DI CUI AL TESTO UNICO SULLA SICUREZZA

D. Lgs. 81/08 (come modificato dal D.Lgs. 106/09)

 

Volontari (art. 2, comma 1, lett. a), ed art. 3 comma 12-bis)

Non sono più equiparati “lavoratori” ai fini dell’applicazione del D.Lgs. n. 81/2008:

-         i volontari, come definiti dalla legge 266/1991 sul volontariato (il volontario presta la propria attività in modo personale, spontaneo e gratuito, tramite l’organizzazione di cui il volontario fa parte, senza fini di lucro anche indiretto ed esclusivamente per fini di solidarietà; l’attività del volontario non può essere retribuita in alcun modo nemmeno dal beneficiario; può avere solo il rimborso spese; la qualifica di volontario  è incompatibile con qualsiasi forma di rapporto di lavoro subordinato e autonomo e con ogni altro rapporto di contenuto patrimoniale con l’organizzazione di cui fa parte);

-         i volontari che effettuano il servizio civile;

mentre restano equiparati (tra gli altri):

-         i volontari dei vigili del fuoco e della protezione civile;

-         i prestatori di lavori socialmente utili.

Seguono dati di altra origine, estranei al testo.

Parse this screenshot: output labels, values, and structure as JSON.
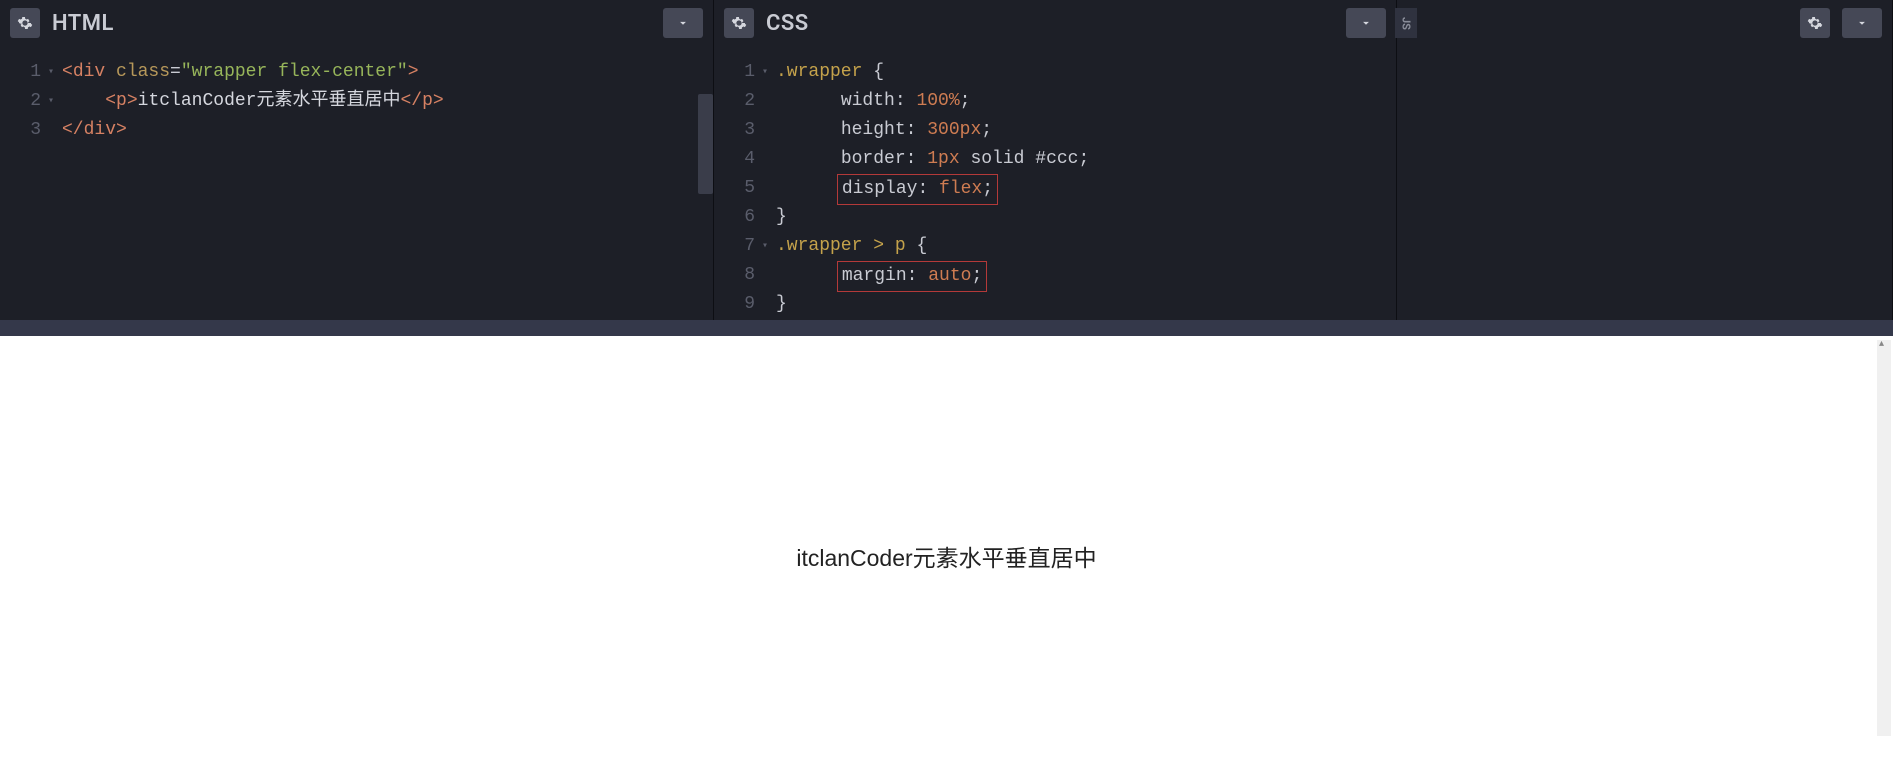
{
  "panes": {
    "html": {
      "title": "HTML"
    },
    "css": {
      "title": "CSS"
    },
    "js": {
      "tab": "JS"
    }
  },
  "html_code": {
    "line_numbers": [
      "1",
      "2",
      "3"
    ],
    "l1": {
      "open": "<",
      "tag": "div",
      "sp": " ",
      "attr": "class",
      "eq": "=",
      "q1": "\"",
      "val": "wrapper flex-center",
      "q2": "\"",
      "close": ">"
    },
    "l2": {
      "indent": "    ",
      "open": "<",
      "tag": "p",
      "close1": ">",
      "text": "itclanCoder元素水平垂直居中",
      "open2": "</",
      "tag2": "p",
      "close2": ">"
    },
    "l3": {
      "open": "</",
      "tag": "div",
      "close": ">"
    }
  },
  "css_code": {
    "line_numbers": [
      "1",
      "2",
      "3",
      "4",
      "5",
      "6",
      "7",
      "8",
      "9"
    ],
    "l1": {
      "sel": ".wrapper",
      "sp": " ",
      "brace": "{"
    },
    "l2": {
      "indent": "      ",
      "prop": "width",
      "colon": ": ",
      "val": "100%",
      "semi": ";"
    },
    "l3": {
      "indent": "      ",
      "prop": "height",
      "colon": ": ",
      "val": "300px",
      "semi": ";"
    },
    "l4": {
      "indent": "      ",
      "prop": "border",
      "colon": ": ",
      "v1": "1px",
      "sp1": " ",
      "v2": "solid",
      "sp2": " ",
      "v3": "#ccc",
      "semi": ";"
    },
    "l5": {
      "indent": "      ",
      "prop": "display",
      "colon": ": ",
      "val": "flex",
      "semi": ";"
    },
    "l6": {
      "brace": "}"
    },
    "l7": {
      "sel": ".wrapper > p",
      "sp": " ",
      "brace": "{"
    },
    "l8": {
      "indent": "      ",
      "prop": "margin",
      "colon": ": ",
      "val": "auto",
      "semi": ";"
    },
    "l9": {
      "brace": "}"
    }
  },
  "preview": {
    "text": "itclanCoder元素水平垂直居中"
  }
}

Ai volontari “non equiparati” di cui sopra si applicano le stesse disposizioni stabilite dall’art. 21 per i componenti delle imprese familiari ed i lavoratori autonomi, quindi devono:

-         utilizzare attrezzature di lavoro conformi ai requisiti di cui al titolo III;

-         utilizzare i necessari dispositivi di protezione individuale (DPI);

-         esporre la tessera di riconoscimento corredata da fotografia (art. 3, comma 12-bis).

Gli stessi possono, con oneri a proprio carico:

-         beneficiare della sorveglianza sanitaria;

-         partecipare ai corsi di formazione relativi ai rischi delle attività svolte.

Se il volontario presta il proprio servizio presso un’organizzazione di un datore di lavoro, questi dovrà:

-         fornire al volontario dettagliate informazioni sui rischi presenti negli ambienti e sulle misure di prevenzione e protezione adottate per ridurli, comprese le misure per gestire l’emergenza;

-         adottare le misure necessarie per ridurre al minimo i rischi da interferenze tra le prestazioni del volontario e le altre attività.

 

 Conclusioni

Il nuovo Testo Unico sulla sicurezza introduce specifici obblighi in materia di salute e sicurezza sul lavoro anche per le associazioni di volontariato, in particolare:

  1. le associazioni di volontari dei vigili del fuoco / protezione civile ed i prestatori di lavori socialmente utili devono:

 

  1. nominare un responsabile del servizio di prevenzione e protezione (RSPP), degli incaricati al primo soccorso, antincendio e gestione emergenze e, a seconda delle attività svolte, un medico competente;
  2. designare un rappresentante dei lavoratori per la sicurezza (RLS);
  3. redigere la valutazione dei rischi propri delle attività svolte con la pianificazione delle eventuali misure di prevenzione e protezione da adottare;
  4. redigere un piano di emergenza ed effettuare prove di emergenza periodiche;
  5. a valle della valutazione dei rischi avviare dei piani formativi specifici per lavoratori, incaricati al primo soccorso, antincendio e gestione emergenze, dirigenti, preposti e RLS;
  6. avviare, se le attività svolte lo richiedono, un piano di sorveglianza sanitaria per i lavoratori.

 

  1. le associazioni di volontari “non equiparati a lavoratori”:

 

  1. devono avviare corsi di formazione relativi ai rischi delle attività svolte con particolare riferimento alle modalità d’uso delle attrezzature di lavoro e dei dispositivi di protezione individuale (la redazione di un documento di valutazione dei rischi appare in proposito vivamente consigliabile al fine di indirizzare le attività formative);
  2. possono, se le attività svolte lo richiedono, avviare un piano di sorveglianza sanitaria per i volontari.